I’ll miss nights at the campus pub. I’ll miss watching drunken antics involving Her Majesty’s swans. I’ll miss haggis. I’ll miss British pork sausage. I’ll miss passing dozens of rabbits and swans on my trek across campus. I’ll miss that dusty toy shop in town with every Star Wars collectible you could ever want. I’ll miss the U.K’s lax attitude towards alcohol. I’ll miss castles. I’ll miss fish n chips shops.

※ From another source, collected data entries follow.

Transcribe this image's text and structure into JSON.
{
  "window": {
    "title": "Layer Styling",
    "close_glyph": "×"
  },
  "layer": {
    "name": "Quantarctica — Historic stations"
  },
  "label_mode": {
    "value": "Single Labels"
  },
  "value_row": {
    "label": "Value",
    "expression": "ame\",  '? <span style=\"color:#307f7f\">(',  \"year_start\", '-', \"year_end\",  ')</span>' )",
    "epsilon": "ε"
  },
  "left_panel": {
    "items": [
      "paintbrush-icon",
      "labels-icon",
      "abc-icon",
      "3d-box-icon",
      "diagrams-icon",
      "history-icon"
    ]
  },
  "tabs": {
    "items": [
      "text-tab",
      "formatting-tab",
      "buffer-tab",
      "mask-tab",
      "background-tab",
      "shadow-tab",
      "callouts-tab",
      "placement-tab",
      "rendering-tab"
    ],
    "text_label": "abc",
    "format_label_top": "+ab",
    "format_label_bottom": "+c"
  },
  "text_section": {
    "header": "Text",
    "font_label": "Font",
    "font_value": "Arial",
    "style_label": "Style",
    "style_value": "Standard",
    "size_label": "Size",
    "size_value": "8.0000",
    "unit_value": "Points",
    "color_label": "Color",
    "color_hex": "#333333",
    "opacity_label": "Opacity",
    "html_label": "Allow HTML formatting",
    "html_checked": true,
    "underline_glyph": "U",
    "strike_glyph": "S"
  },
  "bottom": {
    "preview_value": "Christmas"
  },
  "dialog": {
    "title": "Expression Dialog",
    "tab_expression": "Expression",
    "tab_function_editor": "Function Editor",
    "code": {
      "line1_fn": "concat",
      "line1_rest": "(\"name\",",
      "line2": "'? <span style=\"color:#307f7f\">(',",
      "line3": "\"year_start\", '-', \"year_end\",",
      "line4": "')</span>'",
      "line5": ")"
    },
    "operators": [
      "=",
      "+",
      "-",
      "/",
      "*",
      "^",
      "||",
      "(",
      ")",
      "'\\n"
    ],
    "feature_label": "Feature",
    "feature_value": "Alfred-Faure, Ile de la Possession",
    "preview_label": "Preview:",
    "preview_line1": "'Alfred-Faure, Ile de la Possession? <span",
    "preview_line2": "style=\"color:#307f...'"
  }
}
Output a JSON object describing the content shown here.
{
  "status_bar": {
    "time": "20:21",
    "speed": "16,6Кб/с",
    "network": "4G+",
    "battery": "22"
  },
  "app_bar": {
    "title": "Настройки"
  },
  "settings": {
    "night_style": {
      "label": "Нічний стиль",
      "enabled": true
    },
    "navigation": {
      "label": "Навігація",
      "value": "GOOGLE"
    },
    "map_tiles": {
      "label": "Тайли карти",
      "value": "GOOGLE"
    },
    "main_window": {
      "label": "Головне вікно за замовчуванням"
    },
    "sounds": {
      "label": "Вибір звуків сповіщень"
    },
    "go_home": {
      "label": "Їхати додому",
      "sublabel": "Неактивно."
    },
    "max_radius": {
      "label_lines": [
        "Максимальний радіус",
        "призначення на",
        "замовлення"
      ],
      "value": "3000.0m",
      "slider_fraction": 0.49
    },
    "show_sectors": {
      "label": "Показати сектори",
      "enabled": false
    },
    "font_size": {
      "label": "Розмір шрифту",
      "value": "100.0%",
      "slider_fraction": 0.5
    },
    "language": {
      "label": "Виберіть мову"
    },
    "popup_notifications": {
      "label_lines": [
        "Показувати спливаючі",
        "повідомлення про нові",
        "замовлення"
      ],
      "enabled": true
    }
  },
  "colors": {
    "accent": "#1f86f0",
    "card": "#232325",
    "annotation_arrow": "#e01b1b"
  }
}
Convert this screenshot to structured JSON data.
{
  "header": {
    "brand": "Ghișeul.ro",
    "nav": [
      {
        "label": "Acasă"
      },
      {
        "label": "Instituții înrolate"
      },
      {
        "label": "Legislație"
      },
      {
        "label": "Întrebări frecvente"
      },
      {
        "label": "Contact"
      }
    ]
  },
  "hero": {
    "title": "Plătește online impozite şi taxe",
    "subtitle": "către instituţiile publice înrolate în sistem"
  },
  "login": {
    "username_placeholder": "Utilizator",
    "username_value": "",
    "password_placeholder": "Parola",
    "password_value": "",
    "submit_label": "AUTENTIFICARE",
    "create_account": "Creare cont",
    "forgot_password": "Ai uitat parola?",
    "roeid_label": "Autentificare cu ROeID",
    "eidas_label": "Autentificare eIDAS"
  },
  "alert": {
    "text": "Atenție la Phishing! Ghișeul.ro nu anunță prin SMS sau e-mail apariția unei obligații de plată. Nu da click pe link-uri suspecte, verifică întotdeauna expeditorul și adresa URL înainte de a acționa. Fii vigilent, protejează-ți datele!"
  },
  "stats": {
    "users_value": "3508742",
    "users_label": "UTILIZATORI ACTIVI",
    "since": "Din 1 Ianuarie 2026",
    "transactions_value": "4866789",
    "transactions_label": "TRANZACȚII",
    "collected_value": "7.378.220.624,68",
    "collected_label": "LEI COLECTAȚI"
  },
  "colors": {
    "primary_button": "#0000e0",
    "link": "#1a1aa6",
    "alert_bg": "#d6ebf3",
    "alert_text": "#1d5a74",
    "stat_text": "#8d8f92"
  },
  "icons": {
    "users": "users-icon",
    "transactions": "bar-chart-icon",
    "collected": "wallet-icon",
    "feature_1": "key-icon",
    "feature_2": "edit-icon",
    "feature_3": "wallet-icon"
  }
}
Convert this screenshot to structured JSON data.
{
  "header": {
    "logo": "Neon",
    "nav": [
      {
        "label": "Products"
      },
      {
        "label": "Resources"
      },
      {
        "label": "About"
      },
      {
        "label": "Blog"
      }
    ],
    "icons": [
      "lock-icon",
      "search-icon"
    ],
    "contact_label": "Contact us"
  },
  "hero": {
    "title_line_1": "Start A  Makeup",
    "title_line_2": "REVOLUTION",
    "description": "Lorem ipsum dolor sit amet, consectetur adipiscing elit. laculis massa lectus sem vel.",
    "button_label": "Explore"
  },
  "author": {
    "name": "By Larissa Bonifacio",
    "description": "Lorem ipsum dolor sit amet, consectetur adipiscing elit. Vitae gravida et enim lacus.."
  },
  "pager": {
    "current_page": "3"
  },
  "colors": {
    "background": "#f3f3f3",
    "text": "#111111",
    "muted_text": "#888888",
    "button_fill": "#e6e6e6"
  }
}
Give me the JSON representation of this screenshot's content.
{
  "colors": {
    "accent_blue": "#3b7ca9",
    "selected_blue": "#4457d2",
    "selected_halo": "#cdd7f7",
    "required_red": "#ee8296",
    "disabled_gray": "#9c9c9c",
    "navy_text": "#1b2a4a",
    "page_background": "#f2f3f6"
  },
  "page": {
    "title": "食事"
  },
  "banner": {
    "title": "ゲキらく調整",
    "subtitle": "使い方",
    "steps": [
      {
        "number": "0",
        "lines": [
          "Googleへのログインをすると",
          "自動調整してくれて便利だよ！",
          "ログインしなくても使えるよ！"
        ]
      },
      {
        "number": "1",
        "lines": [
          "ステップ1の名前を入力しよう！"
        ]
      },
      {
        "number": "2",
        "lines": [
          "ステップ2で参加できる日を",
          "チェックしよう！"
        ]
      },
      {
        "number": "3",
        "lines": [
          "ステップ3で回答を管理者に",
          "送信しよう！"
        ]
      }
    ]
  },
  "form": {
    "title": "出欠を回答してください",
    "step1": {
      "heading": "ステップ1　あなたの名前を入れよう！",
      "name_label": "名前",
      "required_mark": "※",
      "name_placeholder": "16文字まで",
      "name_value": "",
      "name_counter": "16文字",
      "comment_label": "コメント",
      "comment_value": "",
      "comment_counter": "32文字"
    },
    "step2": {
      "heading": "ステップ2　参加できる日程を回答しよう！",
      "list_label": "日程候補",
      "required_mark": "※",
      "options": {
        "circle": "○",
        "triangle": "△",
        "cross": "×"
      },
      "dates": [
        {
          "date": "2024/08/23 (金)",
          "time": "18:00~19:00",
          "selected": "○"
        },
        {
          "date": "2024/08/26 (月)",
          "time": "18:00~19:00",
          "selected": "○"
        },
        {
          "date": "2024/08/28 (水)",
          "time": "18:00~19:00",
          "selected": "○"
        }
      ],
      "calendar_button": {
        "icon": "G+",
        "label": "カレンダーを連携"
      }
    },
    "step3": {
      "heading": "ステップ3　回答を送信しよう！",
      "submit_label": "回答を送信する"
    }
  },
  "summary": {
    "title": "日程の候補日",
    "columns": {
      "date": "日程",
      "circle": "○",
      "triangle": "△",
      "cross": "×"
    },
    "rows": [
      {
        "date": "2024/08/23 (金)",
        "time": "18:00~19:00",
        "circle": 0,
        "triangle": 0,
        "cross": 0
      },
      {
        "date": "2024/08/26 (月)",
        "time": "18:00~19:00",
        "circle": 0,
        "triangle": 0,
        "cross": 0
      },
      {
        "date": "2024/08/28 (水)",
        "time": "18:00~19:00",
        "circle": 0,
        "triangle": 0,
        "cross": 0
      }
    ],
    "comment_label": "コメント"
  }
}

I’ll miss Scottish mushrooms and Scottish cheese. I’ll miss not having classes on Wednesdays. I’ll miss being able to skip classes for the entire day in order to sit in the sun with a beer, a Frisbee, and some friends, with little to no repercussions. I’ll miss being surrounded by British accents. To be honest? I’m even going to miss getting made fun of for being American.I’ve changed. My pronunciations and sentence structures have changed. My drinking habits have changed. My sense of humor has changed. The way I view the world has changed.

The way I view my relationship with Sean has changed. I have done what both my parents have failed to do, I have gone abroad. I have seen bits of the world I had only dreamed of years before. And I am not the girl who was last seen back in February.Cheers, for the final time, from Scotland!